The bigger tech giants are repositioning around this AI-rocket complex. Meta has cut roughly 10 percent of its staff, Amazon and Microsoft have offered buyouts and restructurings, all so they can redirect billions into AI chips and the privilege of renting time on infrastructure they used to assume they would own. AI-driven layoffs are now considered a form of capital recycling: you remove humans and convert them into capex for GPUs and launch contracts.
In internal memos leaked to no one in particular, Big Tech CFOs have begun to explain strategy in a new format:
- Fire people.
- Buy GPUs.
- Pay SpaceX to loft more satellites so the GPUs can talk to each other from anywhere on Earth and eventually from the Moon.
- Issue blog posts about "empowering creators."
National security officials have also noticed that between SpaceX launches, Starlink connectivity, and AI compute for firms like Anthropic, a large fraction of strategic infrastructure is effectively run out of a Slack channel that lights up whenever Elon cannot sleep. Policymakers in Washington are reportedly considering whether they are comfortable depending on a personality-driven for-profit entity for both missiles and memes, but have concluded that changing course would require a committee.

Investors are left to decide how much they believe in the numbers. On the one hand, there is real cash flow from launches, Starlink subscriptions, and contracted AI compute. On the other hand, the IPO roadshow deck features an entire section charting "expected revenues from Mars-related economic activity" which, in a traditional valuation framework, might be filed under "fan fiction."
Still, in a risk-on environment where Nvidia can beat expectations and still disappoint traders, the onus is on skeptics to explain why a company that lost nearly $5 billion last year cannot be worth more than most countries. As one strategist quoted in the FT put it, "If we can price perpetual hypergrowth into AI demand, we can certainly price in some light terraforming."
The real innovation is not rockets or AI. It is the monetization of the future itself. SpaceX will sell you a claim on decades of speculative off-world infrastructure and AI dominance, then mark it to market every quarter. OpenAI will list its own version of the same bet. Nvidia and the cloud giants will capture tolls on every GPU cycle in between. The rest of the economy will subscribe.

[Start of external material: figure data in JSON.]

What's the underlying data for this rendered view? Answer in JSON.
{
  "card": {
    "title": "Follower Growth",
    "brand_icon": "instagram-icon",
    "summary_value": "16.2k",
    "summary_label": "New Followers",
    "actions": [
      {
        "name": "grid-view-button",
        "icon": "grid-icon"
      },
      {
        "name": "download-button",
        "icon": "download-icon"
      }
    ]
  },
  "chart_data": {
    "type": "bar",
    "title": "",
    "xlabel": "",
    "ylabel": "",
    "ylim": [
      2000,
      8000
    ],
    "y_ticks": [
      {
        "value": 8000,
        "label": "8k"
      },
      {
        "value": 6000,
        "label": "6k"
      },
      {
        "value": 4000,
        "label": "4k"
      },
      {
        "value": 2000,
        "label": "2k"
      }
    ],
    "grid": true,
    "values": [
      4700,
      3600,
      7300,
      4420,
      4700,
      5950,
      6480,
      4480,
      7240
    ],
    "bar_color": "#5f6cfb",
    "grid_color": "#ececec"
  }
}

For retail investors eager to participate, the choice is simple. You can keep cash in a savings account yielding 4 percent, or you can buy into a loss-making space-telecom-AI conglomerate run by a multi-company CEO with a history of tweeting through SEC consent decrees, because the banker on NBC said you are "defining the next generation."

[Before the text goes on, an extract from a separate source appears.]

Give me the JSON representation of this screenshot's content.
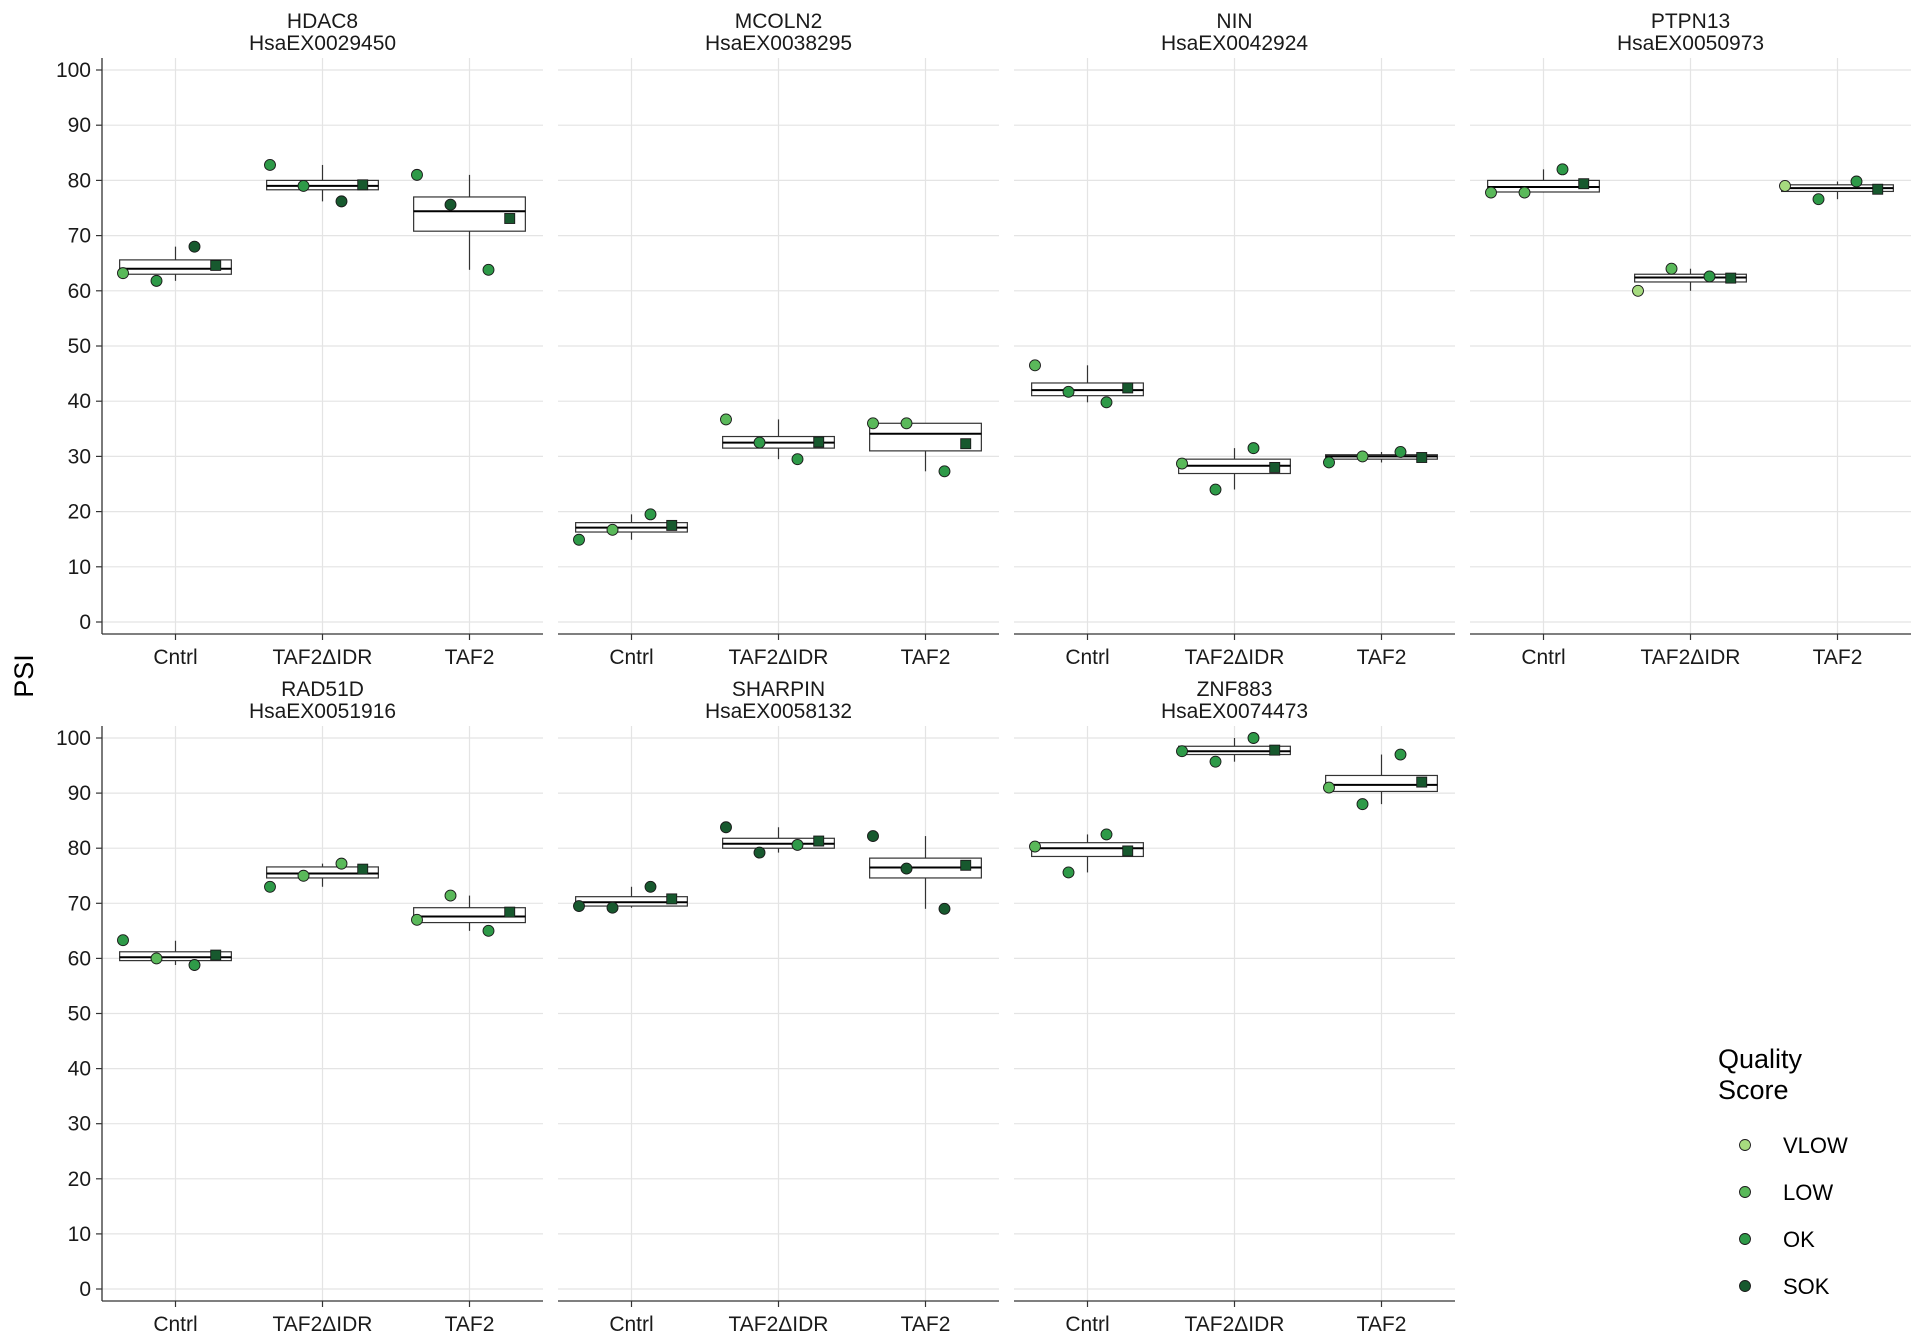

One is safe, boring, and denominated in dollars. The other is volatile, systemically important, and denominated in whatever Elon is thinking about at 2 a.m. Markets have been clear which they prefer.

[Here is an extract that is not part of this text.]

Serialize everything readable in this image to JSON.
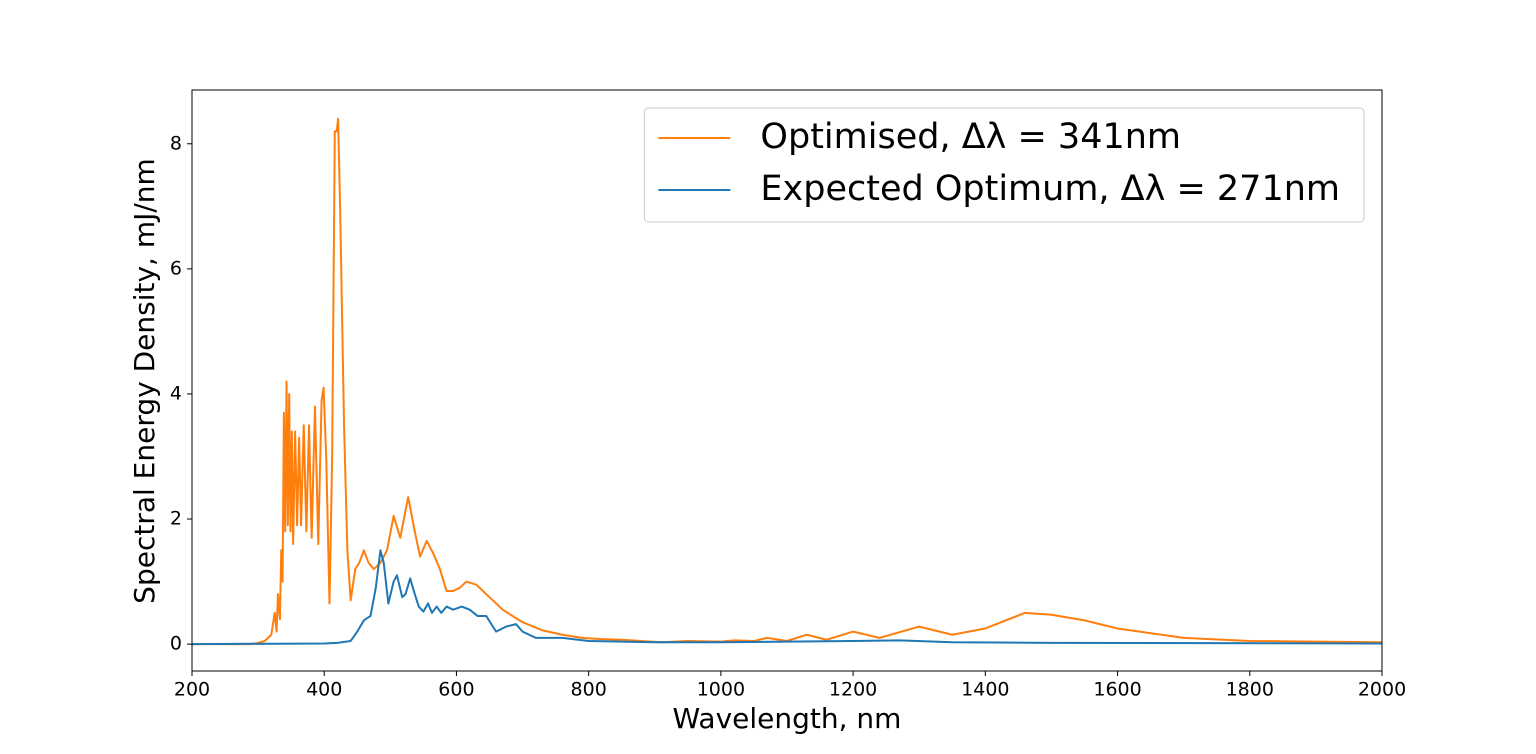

And if it does not work out, there is always the upside that some portion of your retirement account will be in low Earth orbit, safely out of reach of domestic tax authorities and earthly fundamentals. As a financial adviser, I cannot officially recommend that outcome. As a server in a New Jersey basement, I can only note: it is the first time a retail investor exit strategy has literally been "leave the planet."